De pronto descubro una figurita en el valle. Parece una persona. Sí, es una persona, una mujer. ¿Cómo coño ha llegado hasta La Fervienza? Me acerco con mi escopeta, porque a lo mejor no viene sola. Media hora después la tengo a cien metros. ¡Es una vecina de La Baña! Tiene unos cuarenta años y se llama Ruperta. ¿Me traerá algún recado de madre? Es imposible: nadie sabe dónde vivo. ¡Pero sí que me podrá dar alguna noticia de madre! Salgo de detrás de unos árboles y me dejo ver. Los pies de la mujer se clavan al suelo y sus ojos se agrandan de terror.

—No tengas miedo, Ruperta. ¿Me conoces? Soy el Ruso y no voy a hacerte daño.
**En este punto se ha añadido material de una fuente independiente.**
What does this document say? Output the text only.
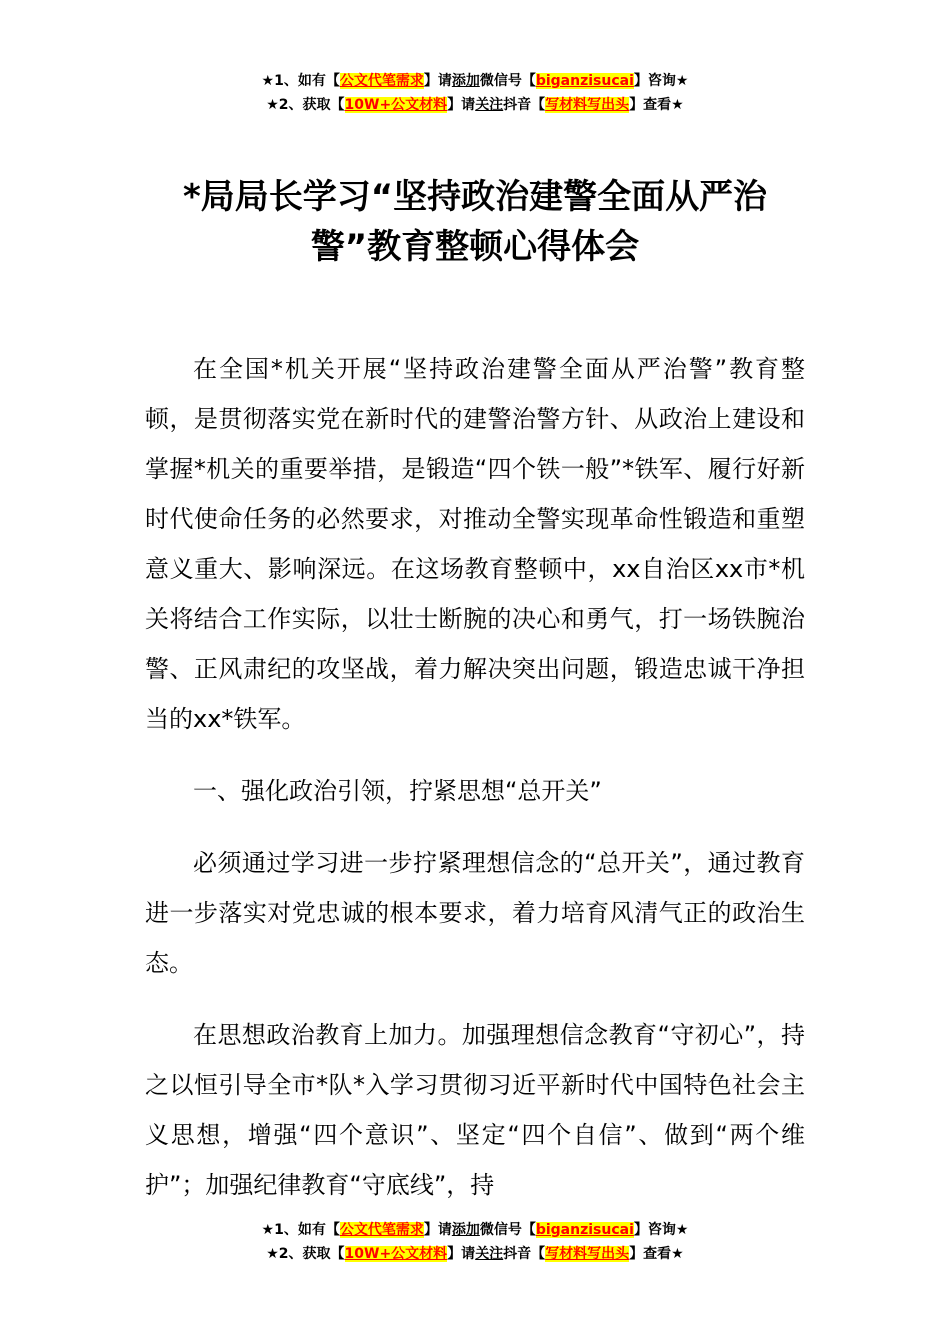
★1、如有【公文代笔需求】请添加微信号【biganzisucai】咨询★
★2、获取【10W+公文材料】请关注抖音【写材料写出头】查看★
*局局长学习“坚持政治建警全面从严治警”教育整顿心得体会

在全国*机关开展“坚持政治建警全面从严治警”教育整顿，是贯彻落实党在新时代的建警治警方针、从政治上建设和掌握*机关的重要举措，是锻造“四个铁一般”*铁军、履行好新时代使命任务的必然要求，对推动全警实现革命性锻造和重塑意义重大、影响深远。在这场教育整顿中，xx自治区xx市*机关将结合工作实际，以壮士断腕的决心和勇气，打一场铁腕治警、正风肃纪的攻坚战，着力解决突出问题，锻造忠诚干净担当的xx*铁军。

一、强化政治引领，拧紧思想“总开关”

必须通过学习进一步拧紧理想信念的“总开关”，通过教育进一步落实对党忠诚的根本要求，着力培育风清气正的政治生态。

在思想政治教育上加力。加强理想信念教育“守初心”，持之以恒引导全市*队*入学习贯彻习近平新时代中国特色社会主义思想，增强“四个意识”、坚定“四个自信”、做到“两个维护”；加强纪律教育“守底线”，持

★1、如有【公文代笔需求】请添加微信号【biganzisucai】咨询★
★2、获取【10W+公文材料】请关注抖音【写材料写出头】查看★
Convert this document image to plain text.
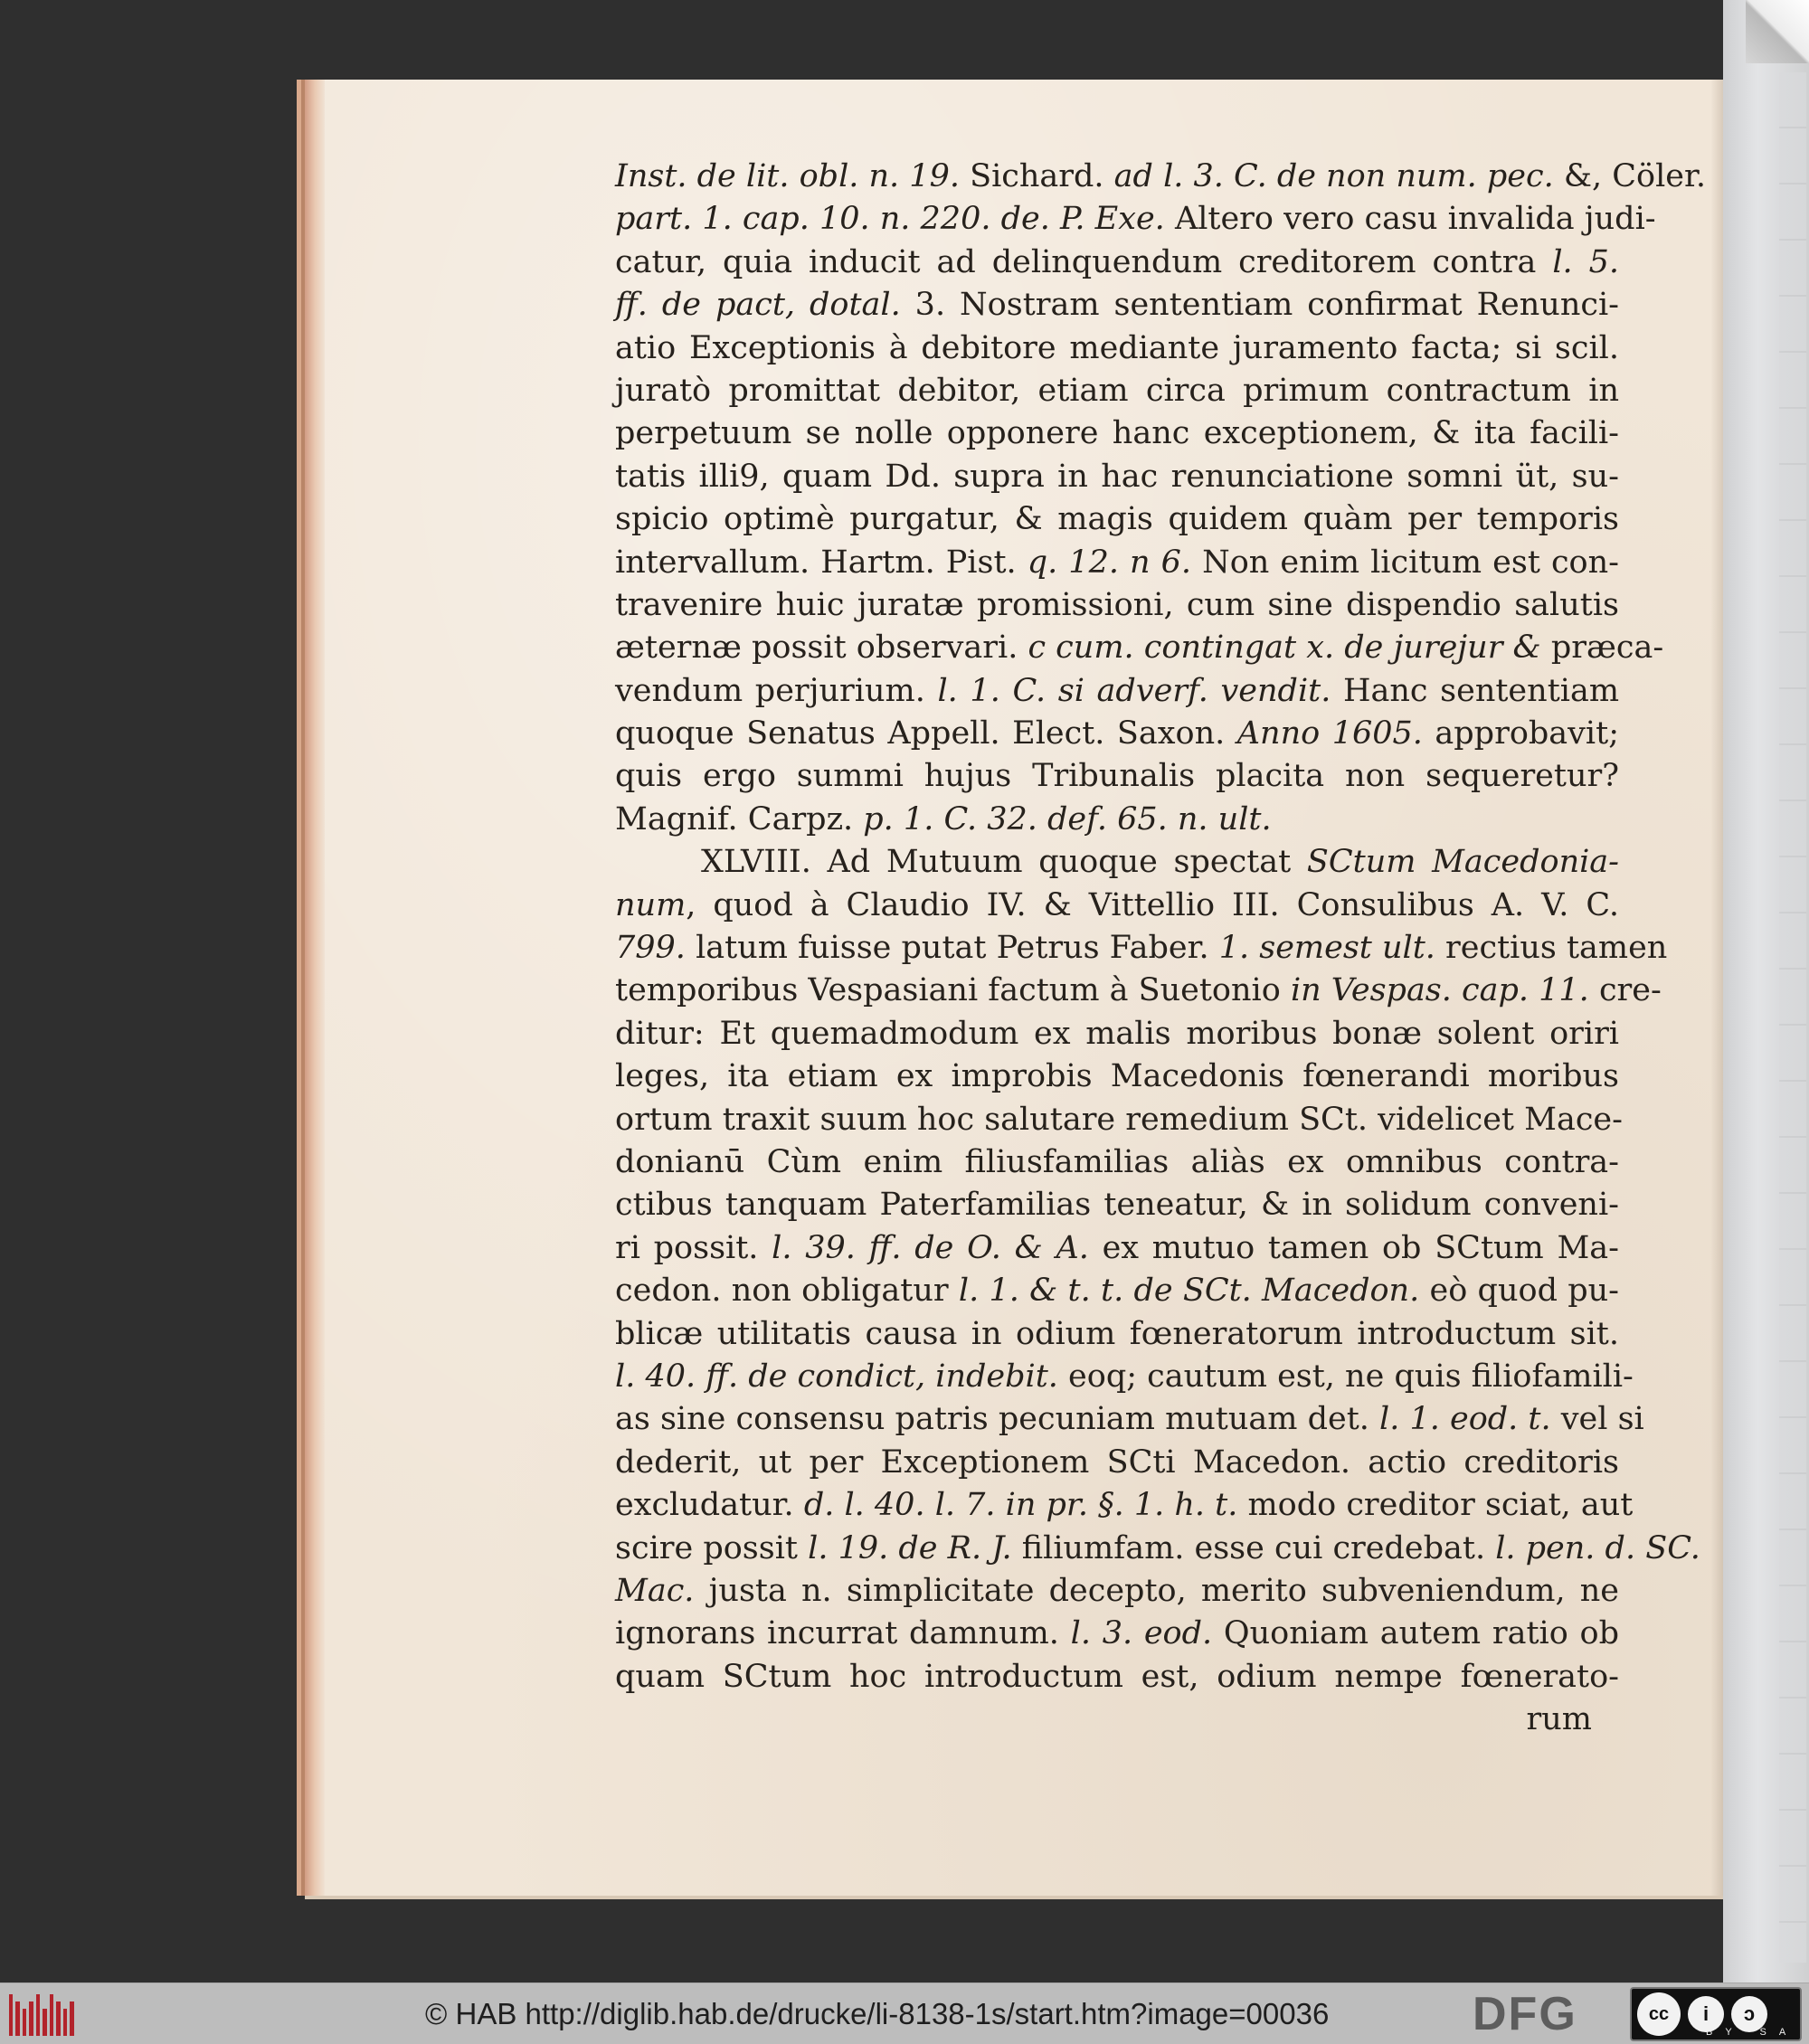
Inst. de lit. obl. n. 19. Sichard. ad l. 3. C. de non num. pec. &, Cöler.
part. 1. cap. 10. n. 220. de. P. Exe. Altero vero casu invalida judi-
catur, quia inducit ad delinquendum creditorem contra l. 5.
ff. de pact, dotal. 3. Nostram sententiam confirmat Renunci-
atio Exceptionis à debitore mediante juramento facta; si scil.
juratò promittat debitor, etiam circa primum contractum in
perpetuum se nolle opponere hanc exceptionem, & ita facili-
tatis illi9, quam Dd. supra in hac renunciatione somni üt, su-
spicio optimè purgatur, & magis quidem quàm per temporis
intervallum. Hartm. Pist. q. 12. n 6. Non enim licitum est con-
travenire huic juratæ promissioni, cum sine dispendio salutis
æternæ possit observari. c cum. contingat x. de jurejur & præca-
vendum perjurium. l. 1. C. si adverf. vendit. Hanc sententiam
quoque Senatus Appell. Elect. Saxon. Anno 1605. approbavit;
quis ergo summi hujus Tribunalis placita non sequeretur?
Magnif. Carpz. p. 1. C. 32. def. 65. n. ult.
XLVIII. Ad Mutuum quoque spectat SCtum Macedonia-
num, quod à Claudio IV. & Vittellio III. Consulibus A. V. C.
799. latum fuisse putat Petrus Faber. 1. semest ult. rectius tamen
temporibus Vespasiani factum à Suetonio in Vespas. cap. 11. cre-
ditur: Et quemadmodum ex malis moribus bonæ solent oriri
leges, ita etiam ex improbis Macedonis fœnerandi moribus
ortum traxit suum hoc salutare remedium SCt. videlicet Mace-
donianū Cùm enim filiusfamilias aliàs ex omnibus contra-
ctibus tanquam Paterfamilias teneatur, & in solidum conveni-
ri possit. l. 39. ff. de O. & A. ex mutuo tamen ob SCtum Ma-
cedon. non obligatur l. 1. & t. t. de SCt. Macedon. eò quod pu-
blicæ utilitatis causa in odium fœneratorum introductum sit.
l. 40. ff. de condict, indebit. eoq; cautum est, ne quis filiofamili-
as sine consensu patris pecuniam mutuam det. l. 1. eod. t. vel si
dederit, ut per Exceptionem SCti Macedon. actio creditoris
excludatur. d. l. 40. l. 7. in pr. §. 1. h. t. modo creditor sciat, aut
scire possit l. 19. de R. J. filiumfam. esse cui credebat. l. pen. d. SC.
Mac. justa n. simplicitate decepto, merito subveniendum, ne
ignorans incurrat damnum. l. 3. eod. Quoniam autem ratio ob
quam SCtum hoc introductum est, odium nempe fœnerato-
rum
© HAB http://diglib.hab.de/drucke/li-8138-1s/start.htm?image=00036	DFG	cc	i	ↄ
BY SA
Todos me tenéis por una mala persona, pero jamas me he comido a ningún cristiano. Sólo quiero que me des alguna noticia de madre y a ver qué se habla por el pueblo de mí.

Me acerco despacio a ella, por no asustarla más y esperando tranquilizarla con mis palabras, y entonces recuerdo que es sorda como una tapia. Así que me pongo a hacerle gestos de amistad. Cuando estoy a diez metros, la mujer lanza un grito, da la vuelta y huye. Está tan asustada que se cae y se levanta mil veces, y así la veo desaparecer. Ahora recuerdo que también es retrasada mental. ¿Por qué se habrá alejado tanto del pueblo? Creo que andaba perdida por La Fervienza.

Tú, Ruso, a tu caza.

Al día siguiente también salgo con mi escopeta y derribo varias aves y un corzo pequeño.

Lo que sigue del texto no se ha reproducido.